It's great. It is the future, it just needs to be lighter. It's actually relatively small, but it's heavy. Once it's as heavy as actual ski googles and has all day battery I'll drop the phone.
It would need to be extremely reliable also. Imagine crossing the road and your vision just randomly freezes. I'd assume it would be so disorienting that you'd immediately lose balance and fall over.
People may get seriously injured if they're actually wearing these things all the time. Even if they're 100% reliable you could imagine someone getting a low battery warning running down stairs to fetch their charing cable only for their vision to shut off as they're running down the stairs...
Having a safety HUD, like in a fighter jet but on a bike, would be pretty cool. It can warn me about cars I missed, or someone about to open a door, or a turn I'm about to miss.
Or, you know, this being the shitty dystopia we deserve, probably it'd just advertise the nearest McDonald's.

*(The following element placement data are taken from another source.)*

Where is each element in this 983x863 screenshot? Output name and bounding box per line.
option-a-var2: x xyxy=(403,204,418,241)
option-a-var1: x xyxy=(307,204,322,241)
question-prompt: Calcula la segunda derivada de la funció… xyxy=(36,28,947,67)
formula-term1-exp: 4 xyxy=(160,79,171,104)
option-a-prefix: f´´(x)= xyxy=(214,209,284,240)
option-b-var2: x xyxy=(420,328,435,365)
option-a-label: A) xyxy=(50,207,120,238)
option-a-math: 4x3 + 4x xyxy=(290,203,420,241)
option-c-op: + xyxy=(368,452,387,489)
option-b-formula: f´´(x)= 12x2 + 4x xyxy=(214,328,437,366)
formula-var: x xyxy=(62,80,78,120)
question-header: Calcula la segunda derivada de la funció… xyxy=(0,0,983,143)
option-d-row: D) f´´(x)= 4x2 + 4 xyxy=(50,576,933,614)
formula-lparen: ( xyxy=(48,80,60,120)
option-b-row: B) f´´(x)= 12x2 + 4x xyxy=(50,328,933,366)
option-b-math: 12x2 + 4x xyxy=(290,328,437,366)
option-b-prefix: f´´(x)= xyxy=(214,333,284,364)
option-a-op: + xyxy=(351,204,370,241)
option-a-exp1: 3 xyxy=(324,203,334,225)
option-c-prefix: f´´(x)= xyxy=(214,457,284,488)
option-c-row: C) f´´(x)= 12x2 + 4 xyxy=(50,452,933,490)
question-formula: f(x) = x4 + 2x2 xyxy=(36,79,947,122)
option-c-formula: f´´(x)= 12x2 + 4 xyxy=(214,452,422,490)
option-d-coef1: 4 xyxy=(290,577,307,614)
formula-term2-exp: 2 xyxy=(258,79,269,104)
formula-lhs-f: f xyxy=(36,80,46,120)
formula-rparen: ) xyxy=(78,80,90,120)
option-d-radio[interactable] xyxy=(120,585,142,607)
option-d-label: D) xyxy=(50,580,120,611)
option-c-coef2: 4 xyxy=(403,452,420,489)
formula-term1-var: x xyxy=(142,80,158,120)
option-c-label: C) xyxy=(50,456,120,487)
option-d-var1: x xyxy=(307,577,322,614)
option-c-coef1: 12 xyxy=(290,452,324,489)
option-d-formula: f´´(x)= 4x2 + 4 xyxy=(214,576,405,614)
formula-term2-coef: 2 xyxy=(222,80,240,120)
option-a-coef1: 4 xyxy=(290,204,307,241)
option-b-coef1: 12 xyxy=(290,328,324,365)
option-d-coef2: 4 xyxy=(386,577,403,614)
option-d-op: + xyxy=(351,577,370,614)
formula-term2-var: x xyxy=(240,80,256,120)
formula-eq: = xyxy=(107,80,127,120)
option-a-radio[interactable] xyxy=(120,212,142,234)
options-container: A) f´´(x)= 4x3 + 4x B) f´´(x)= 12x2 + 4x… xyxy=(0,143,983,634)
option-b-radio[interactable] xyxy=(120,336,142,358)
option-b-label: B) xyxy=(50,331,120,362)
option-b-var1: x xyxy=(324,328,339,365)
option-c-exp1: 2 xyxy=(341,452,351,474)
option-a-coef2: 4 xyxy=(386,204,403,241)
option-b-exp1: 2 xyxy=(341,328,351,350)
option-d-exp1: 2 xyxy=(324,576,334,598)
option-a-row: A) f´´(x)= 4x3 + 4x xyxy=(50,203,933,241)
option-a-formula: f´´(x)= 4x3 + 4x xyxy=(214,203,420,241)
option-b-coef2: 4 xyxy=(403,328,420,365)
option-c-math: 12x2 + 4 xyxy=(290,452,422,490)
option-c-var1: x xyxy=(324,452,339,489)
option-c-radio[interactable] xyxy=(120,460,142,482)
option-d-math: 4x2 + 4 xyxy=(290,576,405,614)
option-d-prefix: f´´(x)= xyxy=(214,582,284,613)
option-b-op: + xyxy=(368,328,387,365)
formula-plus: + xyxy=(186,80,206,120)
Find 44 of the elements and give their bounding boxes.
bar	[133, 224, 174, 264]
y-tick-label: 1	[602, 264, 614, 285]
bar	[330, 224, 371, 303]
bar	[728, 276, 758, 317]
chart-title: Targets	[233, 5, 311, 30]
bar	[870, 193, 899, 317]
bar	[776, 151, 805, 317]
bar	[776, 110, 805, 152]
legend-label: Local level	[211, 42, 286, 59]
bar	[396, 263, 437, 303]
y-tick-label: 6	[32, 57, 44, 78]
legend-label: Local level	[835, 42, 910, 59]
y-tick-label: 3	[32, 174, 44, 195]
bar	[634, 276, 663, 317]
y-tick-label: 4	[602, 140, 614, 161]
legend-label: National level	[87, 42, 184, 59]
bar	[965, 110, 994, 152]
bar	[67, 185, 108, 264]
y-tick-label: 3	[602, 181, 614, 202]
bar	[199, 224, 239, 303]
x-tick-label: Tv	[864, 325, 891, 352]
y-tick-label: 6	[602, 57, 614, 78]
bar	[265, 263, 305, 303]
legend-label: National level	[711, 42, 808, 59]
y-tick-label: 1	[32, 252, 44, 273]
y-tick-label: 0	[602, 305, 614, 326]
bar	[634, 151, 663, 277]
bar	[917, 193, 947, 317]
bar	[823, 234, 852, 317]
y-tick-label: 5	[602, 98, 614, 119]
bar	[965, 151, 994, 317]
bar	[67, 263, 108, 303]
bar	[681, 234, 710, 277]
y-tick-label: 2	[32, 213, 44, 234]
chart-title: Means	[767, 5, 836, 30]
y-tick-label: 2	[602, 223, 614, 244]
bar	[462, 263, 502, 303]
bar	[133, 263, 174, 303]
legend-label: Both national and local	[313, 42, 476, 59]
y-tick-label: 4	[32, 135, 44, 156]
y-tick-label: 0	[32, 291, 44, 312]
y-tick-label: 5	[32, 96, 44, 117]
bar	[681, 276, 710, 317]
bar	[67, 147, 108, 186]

Comparing them to AirPods really painted the picture for me. In that case, I feel they'd have to be smaller, or at least lighter. I haven't tried it so I can't say that with certainty but this is probably the start of something very interesting. It's basically a wearable.
Yes, but VR headsets tend to focus everything at infinity, which is the most relaxed position for your eyes (and the opposite of starting at a nearby screen all day).
Since it has eye tracking, it could hypothetically blur objects at different distances to give a stronger impression of depth. I have no idea if this is done, feasible in practice, or completely impossible and would cause your eyeballs to explode.
Thanks. I just can't imagine wearing this all day on my head. It needs to be smaller, lighter and ideally as an extra pair of glasses. And also cheaper.
Other than that it needs a lot of good softwares. I have a lot of usages I can think of from top of my head.